Lettres de Syrie (21) – par Joumana Maarouf

Article  •  Publié sur Souria Houria le 22 avril 2013

25 mars 2013

Bien chère amie, bonjour.

Le microbus en provenance de Jdaydet Artouz venait de dépasser le quartier de Somariyeh. Une vieille femme baissa alors la vitre, passa un bras à l’extérieur et se mit à l’agiter comme si elle faisait signe à quelqu’un. Elle avait pris place sur la banquette de droite, tout au fond du service. Elle avait atteint la soixantaine, ou peut-être plus. Ses pommettes arrondies auraient dissimulé les quelques rides profondes que portait son visage si la lumière du soleil matinal, entrant par la fenêtre du véhicule, ne les avait fait ressortir. Elle était intégralement vêtue de noir, à l’exception d’un voile blanc, à la manière des femmes de Daraya.

Depuis le départ, elle s’était contentée d’égrener son chapelet, en marmonnant des « Bismillah » auxquels personne n’avait prêté attention. Mais, à peine Daraya en vue au loin, elle avait baissé la vitre et commencé à agiter la main. La ville émergeait peu à peu, ceinturée d’immeubles. Des colonnes de fumée s’en élevaient, formant un vaste nuage gris au-dessus des habitations.

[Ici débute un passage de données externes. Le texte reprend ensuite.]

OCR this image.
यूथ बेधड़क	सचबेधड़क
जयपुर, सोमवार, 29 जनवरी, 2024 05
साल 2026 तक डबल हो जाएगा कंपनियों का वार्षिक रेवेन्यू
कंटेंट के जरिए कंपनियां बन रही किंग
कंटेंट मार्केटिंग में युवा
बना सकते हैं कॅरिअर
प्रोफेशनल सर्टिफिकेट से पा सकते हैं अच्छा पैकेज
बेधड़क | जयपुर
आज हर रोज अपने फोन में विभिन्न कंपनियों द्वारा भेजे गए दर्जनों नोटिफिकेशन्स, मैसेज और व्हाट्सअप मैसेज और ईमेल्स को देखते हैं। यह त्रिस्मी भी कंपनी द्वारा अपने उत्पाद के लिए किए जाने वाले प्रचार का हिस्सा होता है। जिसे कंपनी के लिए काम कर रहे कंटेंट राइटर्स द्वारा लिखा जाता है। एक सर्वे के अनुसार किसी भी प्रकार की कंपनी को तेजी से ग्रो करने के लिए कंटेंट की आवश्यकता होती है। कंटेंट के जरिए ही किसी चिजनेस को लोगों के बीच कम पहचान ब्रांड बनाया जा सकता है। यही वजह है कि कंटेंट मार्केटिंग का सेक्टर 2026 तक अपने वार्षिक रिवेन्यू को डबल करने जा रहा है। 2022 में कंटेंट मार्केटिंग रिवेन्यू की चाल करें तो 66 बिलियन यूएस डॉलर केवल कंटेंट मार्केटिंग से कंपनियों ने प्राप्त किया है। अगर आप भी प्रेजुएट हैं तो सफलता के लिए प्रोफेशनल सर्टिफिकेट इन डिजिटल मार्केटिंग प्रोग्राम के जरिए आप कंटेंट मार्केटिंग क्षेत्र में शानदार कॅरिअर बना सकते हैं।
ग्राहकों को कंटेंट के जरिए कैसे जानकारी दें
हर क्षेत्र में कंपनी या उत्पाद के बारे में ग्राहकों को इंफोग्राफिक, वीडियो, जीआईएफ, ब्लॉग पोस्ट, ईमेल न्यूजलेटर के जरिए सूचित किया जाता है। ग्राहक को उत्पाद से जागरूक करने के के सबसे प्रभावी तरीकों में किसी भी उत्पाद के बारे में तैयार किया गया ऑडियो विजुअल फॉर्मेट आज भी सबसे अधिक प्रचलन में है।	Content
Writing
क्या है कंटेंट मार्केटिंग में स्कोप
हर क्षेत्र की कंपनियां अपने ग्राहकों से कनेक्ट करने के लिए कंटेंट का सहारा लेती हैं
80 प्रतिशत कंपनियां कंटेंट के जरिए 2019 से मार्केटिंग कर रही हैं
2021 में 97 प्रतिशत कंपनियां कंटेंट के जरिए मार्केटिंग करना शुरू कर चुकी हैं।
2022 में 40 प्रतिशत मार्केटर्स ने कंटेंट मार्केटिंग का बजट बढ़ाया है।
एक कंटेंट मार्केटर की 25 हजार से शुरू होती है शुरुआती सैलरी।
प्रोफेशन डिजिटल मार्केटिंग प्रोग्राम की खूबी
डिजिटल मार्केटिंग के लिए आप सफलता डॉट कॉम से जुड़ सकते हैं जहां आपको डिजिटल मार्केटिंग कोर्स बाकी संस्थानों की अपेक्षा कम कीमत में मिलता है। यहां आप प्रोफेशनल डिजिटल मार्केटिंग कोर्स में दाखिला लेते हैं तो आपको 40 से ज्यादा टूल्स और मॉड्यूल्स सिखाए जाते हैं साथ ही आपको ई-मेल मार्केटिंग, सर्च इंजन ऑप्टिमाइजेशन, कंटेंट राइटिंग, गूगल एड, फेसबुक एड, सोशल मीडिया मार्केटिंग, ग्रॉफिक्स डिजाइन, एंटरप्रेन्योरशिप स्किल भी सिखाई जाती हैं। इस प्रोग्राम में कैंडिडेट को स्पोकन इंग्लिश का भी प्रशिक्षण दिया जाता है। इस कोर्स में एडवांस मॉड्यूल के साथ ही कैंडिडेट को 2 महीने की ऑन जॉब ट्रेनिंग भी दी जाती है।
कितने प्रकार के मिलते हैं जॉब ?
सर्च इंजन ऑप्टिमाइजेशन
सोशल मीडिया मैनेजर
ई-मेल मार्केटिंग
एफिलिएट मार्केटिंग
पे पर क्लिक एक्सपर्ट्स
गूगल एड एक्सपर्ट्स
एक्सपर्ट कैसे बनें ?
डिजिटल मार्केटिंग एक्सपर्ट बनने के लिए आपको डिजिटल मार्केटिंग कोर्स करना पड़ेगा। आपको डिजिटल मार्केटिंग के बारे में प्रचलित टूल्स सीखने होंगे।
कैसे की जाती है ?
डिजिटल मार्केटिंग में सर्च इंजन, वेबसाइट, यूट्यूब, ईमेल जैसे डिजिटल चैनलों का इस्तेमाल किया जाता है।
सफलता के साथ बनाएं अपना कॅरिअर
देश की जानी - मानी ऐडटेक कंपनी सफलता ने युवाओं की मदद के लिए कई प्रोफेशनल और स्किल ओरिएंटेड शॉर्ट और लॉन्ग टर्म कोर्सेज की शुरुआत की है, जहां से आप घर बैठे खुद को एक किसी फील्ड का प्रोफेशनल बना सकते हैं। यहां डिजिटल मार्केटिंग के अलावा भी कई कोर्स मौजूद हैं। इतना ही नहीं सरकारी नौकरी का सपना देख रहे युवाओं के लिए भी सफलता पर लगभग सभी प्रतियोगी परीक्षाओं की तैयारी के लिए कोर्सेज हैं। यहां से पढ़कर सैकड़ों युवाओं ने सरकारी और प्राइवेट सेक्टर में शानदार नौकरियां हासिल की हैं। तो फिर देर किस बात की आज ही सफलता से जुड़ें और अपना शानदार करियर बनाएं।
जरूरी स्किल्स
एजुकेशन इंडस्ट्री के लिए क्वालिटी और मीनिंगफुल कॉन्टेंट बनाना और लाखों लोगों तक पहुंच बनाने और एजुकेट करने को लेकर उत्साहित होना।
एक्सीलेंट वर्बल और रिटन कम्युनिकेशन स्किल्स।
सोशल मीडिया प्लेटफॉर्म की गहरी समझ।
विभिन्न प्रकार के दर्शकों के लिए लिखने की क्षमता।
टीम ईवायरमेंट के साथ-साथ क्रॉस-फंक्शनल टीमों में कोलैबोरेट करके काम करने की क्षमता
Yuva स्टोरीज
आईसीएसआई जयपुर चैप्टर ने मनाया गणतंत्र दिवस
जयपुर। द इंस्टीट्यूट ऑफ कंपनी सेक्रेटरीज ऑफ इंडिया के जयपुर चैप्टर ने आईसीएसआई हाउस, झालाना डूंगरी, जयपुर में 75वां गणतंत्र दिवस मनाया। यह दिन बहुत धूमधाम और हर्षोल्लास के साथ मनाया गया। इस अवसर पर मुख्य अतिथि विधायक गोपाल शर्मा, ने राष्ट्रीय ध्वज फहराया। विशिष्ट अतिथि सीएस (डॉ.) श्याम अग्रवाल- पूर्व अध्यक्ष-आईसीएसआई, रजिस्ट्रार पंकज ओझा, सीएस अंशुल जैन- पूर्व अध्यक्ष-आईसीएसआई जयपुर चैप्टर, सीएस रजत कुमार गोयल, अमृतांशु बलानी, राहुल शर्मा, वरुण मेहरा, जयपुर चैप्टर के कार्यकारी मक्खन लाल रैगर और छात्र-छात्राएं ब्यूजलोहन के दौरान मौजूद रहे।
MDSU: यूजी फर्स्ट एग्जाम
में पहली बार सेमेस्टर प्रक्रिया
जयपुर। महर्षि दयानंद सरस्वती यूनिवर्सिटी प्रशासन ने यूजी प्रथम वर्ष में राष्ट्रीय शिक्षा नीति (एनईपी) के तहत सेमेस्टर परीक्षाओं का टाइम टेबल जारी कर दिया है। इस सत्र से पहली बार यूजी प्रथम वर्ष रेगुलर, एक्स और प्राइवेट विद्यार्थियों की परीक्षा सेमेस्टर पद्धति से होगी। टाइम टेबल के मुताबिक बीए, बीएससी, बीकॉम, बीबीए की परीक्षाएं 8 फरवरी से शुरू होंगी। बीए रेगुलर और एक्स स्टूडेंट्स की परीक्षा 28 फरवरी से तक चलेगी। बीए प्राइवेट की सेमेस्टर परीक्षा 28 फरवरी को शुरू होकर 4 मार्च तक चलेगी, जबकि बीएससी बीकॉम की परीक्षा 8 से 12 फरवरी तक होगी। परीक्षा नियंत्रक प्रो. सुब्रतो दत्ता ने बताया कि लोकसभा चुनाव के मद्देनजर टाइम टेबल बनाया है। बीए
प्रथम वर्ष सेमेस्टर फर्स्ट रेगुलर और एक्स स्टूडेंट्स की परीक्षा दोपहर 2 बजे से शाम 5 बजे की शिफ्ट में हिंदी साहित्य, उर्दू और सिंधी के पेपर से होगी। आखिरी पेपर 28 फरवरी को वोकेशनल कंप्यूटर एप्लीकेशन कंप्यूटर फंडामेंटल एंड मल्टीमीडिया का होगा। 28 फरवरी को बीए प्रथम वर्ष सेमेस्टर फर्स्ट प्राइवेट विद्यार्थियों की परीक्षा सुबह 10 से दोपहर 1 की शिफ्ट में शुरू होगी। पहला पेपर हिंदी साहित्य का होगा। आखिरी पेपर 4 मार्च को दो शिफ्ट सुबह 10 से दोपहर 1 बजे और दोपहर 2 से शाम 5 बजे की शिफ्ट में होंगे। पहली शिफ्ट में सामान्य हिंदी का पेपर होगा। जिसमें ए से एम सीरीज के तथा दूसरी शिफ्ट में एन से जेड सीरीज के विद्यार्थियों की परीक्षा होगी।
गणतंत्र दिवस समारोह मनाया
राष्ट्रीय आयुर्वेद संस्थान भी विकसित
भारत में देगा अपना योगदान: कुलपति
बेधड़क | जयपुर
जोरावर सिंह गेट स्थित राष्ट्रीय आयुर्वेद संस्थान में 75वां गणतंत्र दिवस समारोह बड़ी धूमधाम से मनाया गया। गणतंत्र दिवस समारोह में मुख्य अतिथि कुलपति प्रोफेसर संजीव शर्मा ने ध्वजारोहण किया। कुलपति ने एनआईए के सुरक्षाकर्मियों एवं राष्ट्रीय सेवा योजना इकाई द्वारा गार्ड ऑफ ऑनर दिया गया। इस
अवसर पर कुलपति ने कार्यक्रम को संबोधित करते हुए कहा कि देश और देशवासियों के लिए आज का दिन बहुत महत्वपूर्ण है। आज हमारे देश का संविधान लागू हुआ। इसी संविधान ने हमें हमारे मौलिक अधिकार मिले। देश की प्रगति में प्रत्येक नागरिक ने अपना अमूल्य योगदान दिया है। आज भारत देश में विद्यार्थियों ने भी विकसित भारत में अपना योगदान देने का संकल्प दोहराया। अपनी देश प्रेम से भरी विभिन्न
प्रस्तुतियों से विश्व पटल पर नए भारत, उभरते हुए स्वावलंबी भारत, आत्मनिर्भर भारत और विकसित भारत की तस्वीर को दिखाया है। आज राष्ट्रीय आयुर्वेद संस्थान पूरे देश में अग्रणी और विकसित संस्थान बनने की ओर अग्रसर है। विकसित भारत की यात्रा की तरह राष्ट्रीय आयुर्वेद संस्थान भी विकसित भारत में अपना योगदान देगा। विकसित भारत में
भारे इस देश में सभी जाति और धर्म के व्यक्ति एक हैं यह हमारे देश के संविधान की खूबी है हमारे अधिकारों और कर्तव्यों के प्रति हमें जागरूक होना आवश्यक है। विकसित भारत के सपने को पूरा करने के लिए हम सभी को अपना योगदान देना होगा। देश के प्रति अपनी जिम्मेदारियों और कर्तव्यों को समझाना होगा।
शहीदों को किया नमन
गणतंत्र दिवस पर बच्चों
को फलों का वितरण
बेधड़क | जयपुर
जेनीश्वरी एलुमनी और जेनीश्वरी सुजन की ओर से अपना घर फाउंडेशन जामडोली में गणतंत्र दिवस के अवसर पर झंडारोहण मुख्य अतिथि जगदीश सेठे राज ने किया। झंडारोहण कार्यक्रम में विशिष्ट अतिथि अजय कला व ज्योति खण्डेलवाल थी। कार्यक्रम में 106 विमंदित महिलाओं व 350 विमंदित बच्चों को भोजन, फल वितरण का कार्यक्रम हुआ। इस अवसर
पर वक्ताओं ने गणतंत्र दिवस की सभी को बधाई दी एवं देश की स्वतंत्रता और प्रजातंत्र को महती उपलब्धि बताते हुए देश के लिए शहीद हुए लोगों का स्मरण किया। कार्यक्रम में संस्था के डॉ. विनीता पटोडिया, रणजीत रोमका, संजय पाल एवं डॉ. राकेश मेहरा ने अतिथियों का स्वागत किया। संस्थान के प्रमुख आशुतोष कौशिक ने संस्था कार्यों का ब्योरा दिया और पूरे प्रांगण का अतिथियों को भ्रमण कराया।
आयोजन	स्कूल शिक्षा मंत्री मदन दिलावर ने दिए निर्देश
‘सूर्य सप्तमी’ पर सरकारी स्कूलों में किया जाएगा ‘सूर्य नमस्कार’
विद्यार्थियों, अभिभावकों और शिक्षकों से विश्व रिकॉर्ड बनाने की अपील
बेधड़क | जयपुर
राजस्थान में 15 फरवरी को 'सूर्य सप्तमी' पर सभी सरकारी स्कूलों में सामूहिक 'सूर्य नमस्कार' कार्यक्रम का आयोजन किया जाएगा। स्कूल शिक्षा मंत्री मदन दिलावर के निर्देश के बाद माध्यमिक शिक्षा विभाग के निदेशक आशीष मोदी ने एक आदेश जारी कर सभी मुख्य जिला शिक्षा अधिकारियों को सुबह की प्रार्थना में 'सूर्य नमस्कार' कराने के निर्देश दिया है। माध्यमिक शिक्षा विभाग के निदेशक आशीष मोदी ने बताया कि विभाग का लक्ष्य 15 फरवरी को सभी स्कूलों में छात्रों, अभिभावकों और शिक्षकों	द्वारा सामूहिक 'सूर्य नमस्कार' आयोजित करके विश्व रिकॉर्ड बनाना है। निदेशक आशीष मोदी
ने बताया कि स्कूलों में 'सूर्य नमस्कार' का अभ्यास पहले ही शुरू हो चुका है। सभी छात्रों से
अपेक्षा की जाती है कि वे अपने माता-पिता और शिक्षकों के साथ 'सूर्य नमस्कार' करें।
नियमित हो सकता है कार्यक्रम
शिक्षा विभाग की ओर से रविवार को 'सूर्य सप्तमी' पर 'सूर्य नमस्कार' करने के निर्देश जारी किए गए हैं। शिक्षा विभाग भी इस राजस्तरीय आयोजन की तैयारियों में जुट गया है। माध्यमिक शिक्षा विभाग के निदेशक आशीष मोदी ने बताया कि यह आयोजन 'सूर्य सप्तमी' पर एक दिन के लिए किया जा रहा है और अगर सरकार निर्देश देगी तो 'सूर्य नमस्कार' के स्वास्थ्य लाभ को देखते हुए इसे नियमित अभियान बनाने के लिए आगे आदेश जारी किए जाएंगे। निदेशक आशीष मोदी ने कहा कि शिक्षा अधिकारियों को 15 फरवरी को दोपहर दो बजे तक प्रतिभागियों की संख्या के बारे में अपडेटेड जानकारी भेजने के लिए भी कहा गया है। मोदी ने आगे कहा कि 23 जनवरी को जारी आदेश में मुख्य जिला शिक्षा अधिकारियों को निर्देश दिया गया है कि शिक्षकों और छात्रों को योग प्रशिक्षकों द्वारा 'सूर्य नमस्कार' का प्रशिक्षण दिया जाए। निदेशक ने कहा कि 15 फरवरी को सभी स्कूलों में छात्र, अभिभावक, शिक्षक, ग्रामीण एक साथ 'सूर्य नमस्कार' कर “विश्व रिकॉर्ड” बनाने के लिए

« Ya heyf Daraya ! Ya heyf Daraya ! Ya Heyf…  » (Hélas, Daraya…)

Tous les passagers se retournèrent vers cette voix qui paraissait venir d’infiniment loin.

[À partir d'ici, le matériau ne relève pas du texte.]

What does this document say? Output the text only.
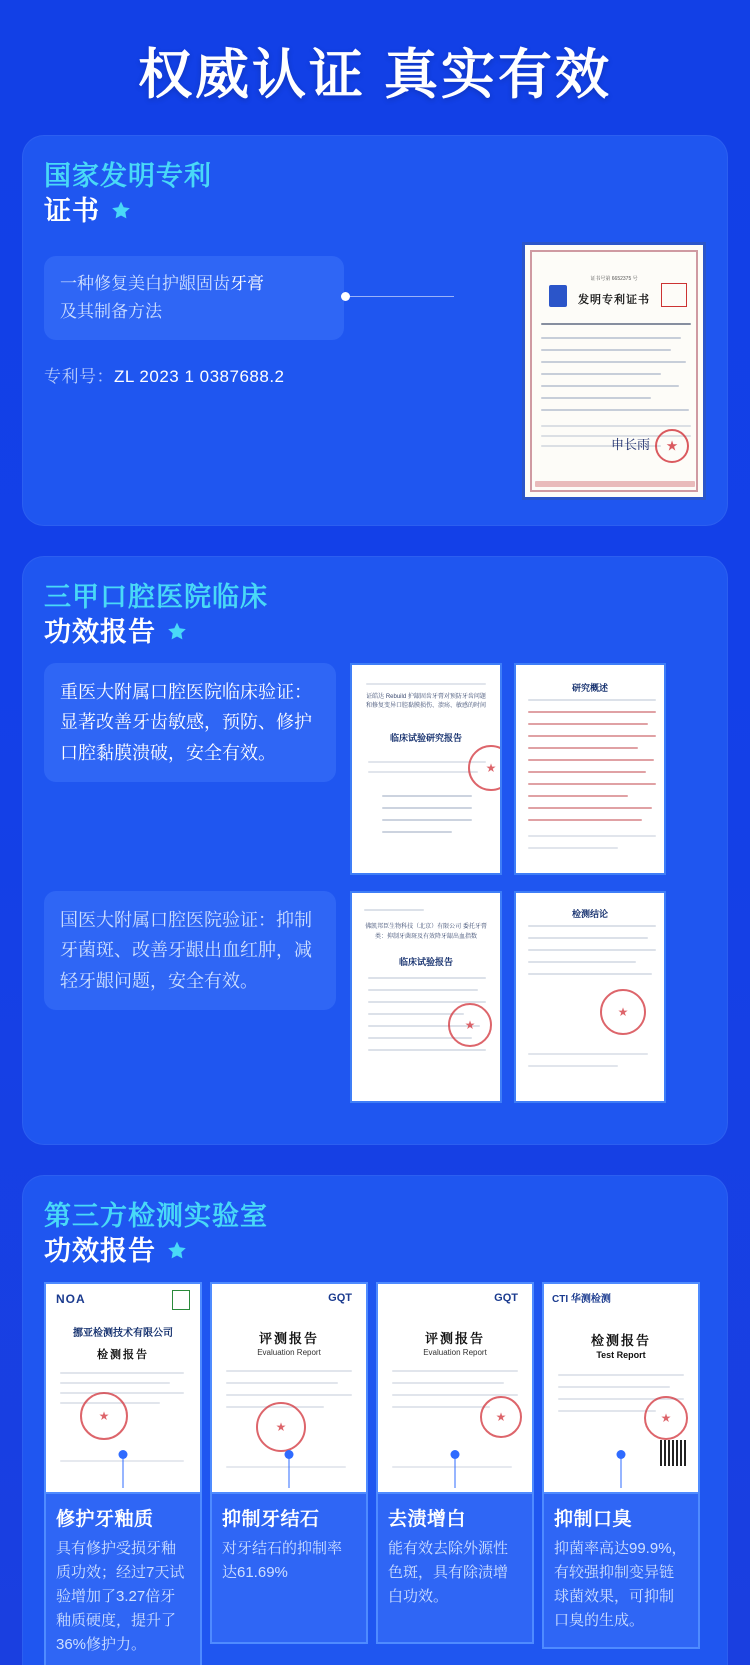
权威认证 真实有效
国家发明专利
证书
一种修复美白护龈固齿牙膏
及其制备方法
专利号：ZL 2023 1 0387688.2
证书号第 6652375 号
发明专利证书
申长雨
★
三甲口腔医院临床
功效报告
重医大附属口腔医院临床验证：显著改善牙齿敏感，预防、修护口腔黏膜溃破，安全有效。
证皓达 Rebuild 护龈固齿牙膏对预防牙齿问题和修复变异口腔黏膜损伤、溃疡、敏感的时间
临床试验研究报告
★
研究概述
国医大附属口腔医院验证：抑制牙菌斑、改善牙龈出血红肿，减轻牙龈问题，安全有效。
佛凯邦臣生物科技（北京）有限公司 委托牙膏类：抑制牙菌斑及有效降牙龈出血指数
临床试验报告
★
检测结论
★
第三方检测实验室
功效报告
NOA
挪亚检测技术有限公司
检测报告
★
修护牙釉质

具有修护受损牙釉质功效；经过7天试验增加了3.27倍牙釉质硬度，提升了36%修护力。

GQT
评测报告
Evaluation Report
★
抑制牙结石

对牙结石的抑制率达61.69%

GQT
评测报告
Evaluation Report
★
去渍增白

能有效去除外源性色斑，具有除渍增白功效。

CTI 华测检测
检测报告
Test Report
★
抑制口臭

抑菌率高达99.9%，有较强抑制变异链球菌效果，可抑制口臭的生成。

« Je suis venue te demander où sont ceux que j’aime.
Mais c’est toi qui me demande où sont les absents »…

Elle pleurait à chaudes larmes. Mais elle n’en continuait pas moins de parler :

« Je t’ai apporté une plante de Sarouja…
J’ai planté chez toi un abricotier, un olivier,
des roses de toutes les variétés et de toutes les couleurs…
Avec toi, ma maison, je n’ai jamais eu besoin de personne.
Tu me protégeais, tu me donnais à manger et à boire.
Toi notre maison, toi notre maison »…

Plus la voiture s’approchait de la ville, plus elle semblait déconnectée de ce qui l’entourait. Elle passa son autre bras par la fenêtre et se mit à agiter les deux mains à l’extérieur. Les autres passagers restaient silencieux, comme accablés.

Si tu avais vu le visage des hommes à cet instant, tu aurais compris ce que signifie littéralement le mot « amertume ». Certains avaient les pupilles figées. D’autres détournaient la tête pour que personne ne puisse les voir pleurer.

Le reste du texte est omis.